Srinivas “Chinnu” Parinandi, a fourth-year doctoral candidate in the Department of Political Science at the University of Michigan recently won the Jean Monnet Graduate Fellowship to undertake his summer project, “Burdens of Centralization? Carbon Policy Innovation in the (De)Centralizing European Union.”
Parinandi seeks to answer whether political centralization reduces the capacity for governments to innovate. More specifically, he asks whether the establishment of the EU-wide European Carbon Market (ECM) represents an innovation over previous nation-specific carbon policies. Here, an innovation is defined as a policy that is new to the state adopting it.
These questions are motivated by the long-standing assumption that increasing centralization of political decision-making decreases innovation in policy outcomes by giving authority to fewer individuals. Parinandi’s challenge to this assumption has important implications for longstanding projects of political centralization that are under reconsideration.
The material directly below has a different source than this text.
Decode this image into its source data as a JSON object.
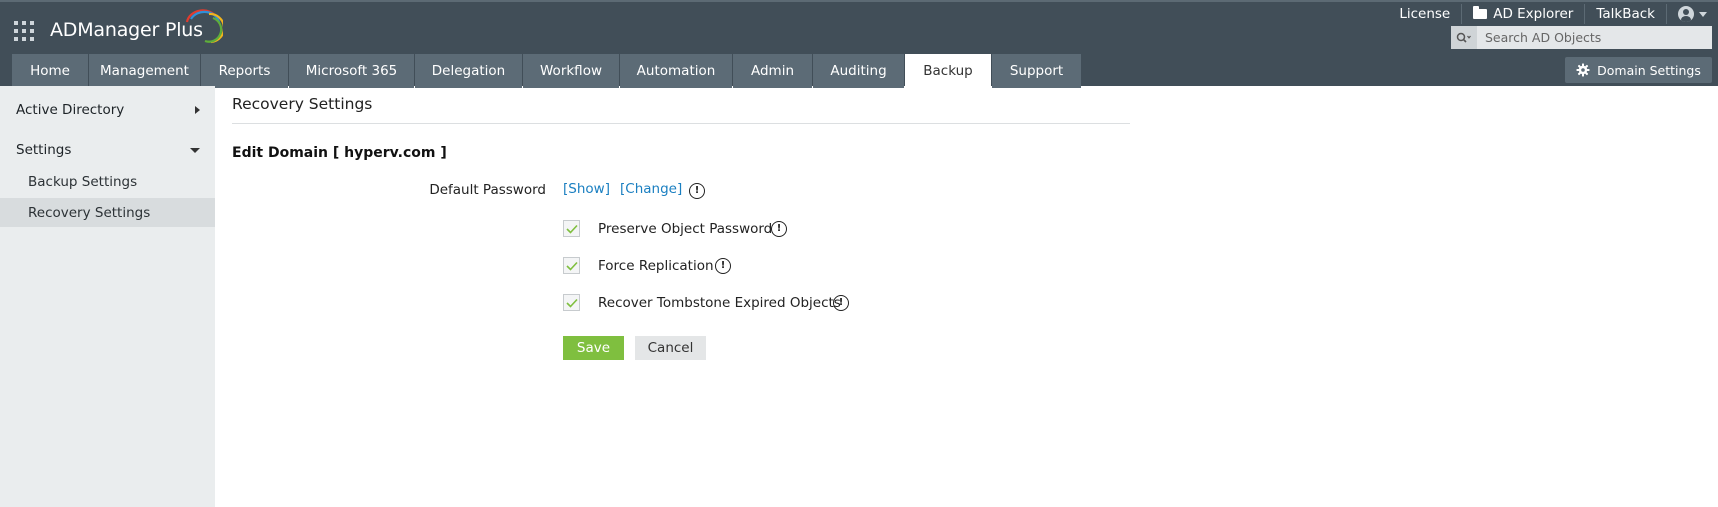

Functional by 2005 and now concluding its second phase, the ECM is a centralized EU-wide emissions trading market that allows for the purchase and trade of carbon-production permits by firms operating within the EU. Through political centralization, the launching of the ECM accomplished an innovative goal that had eluded policymakers in Europe for years: the creation of an emissions market with sufficient scale to minimize externalities associated with firm departure (capital flight). The ECM is an interesting case in this debate since its implementation casts doubt on conventional beliefs held about political centralization, namely that it stifles policy innovation by way of curtailing autonomy.
The project is part of his dissertation, currently entitled “Federal (De)Centralization and Policy Diffusion: Does Central Control Block Innovation?” Parinandi is a recipient of the Departmental Fourth-year Fellowship and a Kingdon Teaching Award winner. His broad research interests center on federalism, policy diffusion, political economy, and welfare politics.
The Jean Monnet Graduate Fellowship is awarded by the Center for European Studies and the Horace H. Rackham School of Graduate Studies as summer grants of $5,000 for projects on issues of European integration, broadly defined. Student grantees will conduct research leading to the writing of a paper on a relevant topic of their choosing.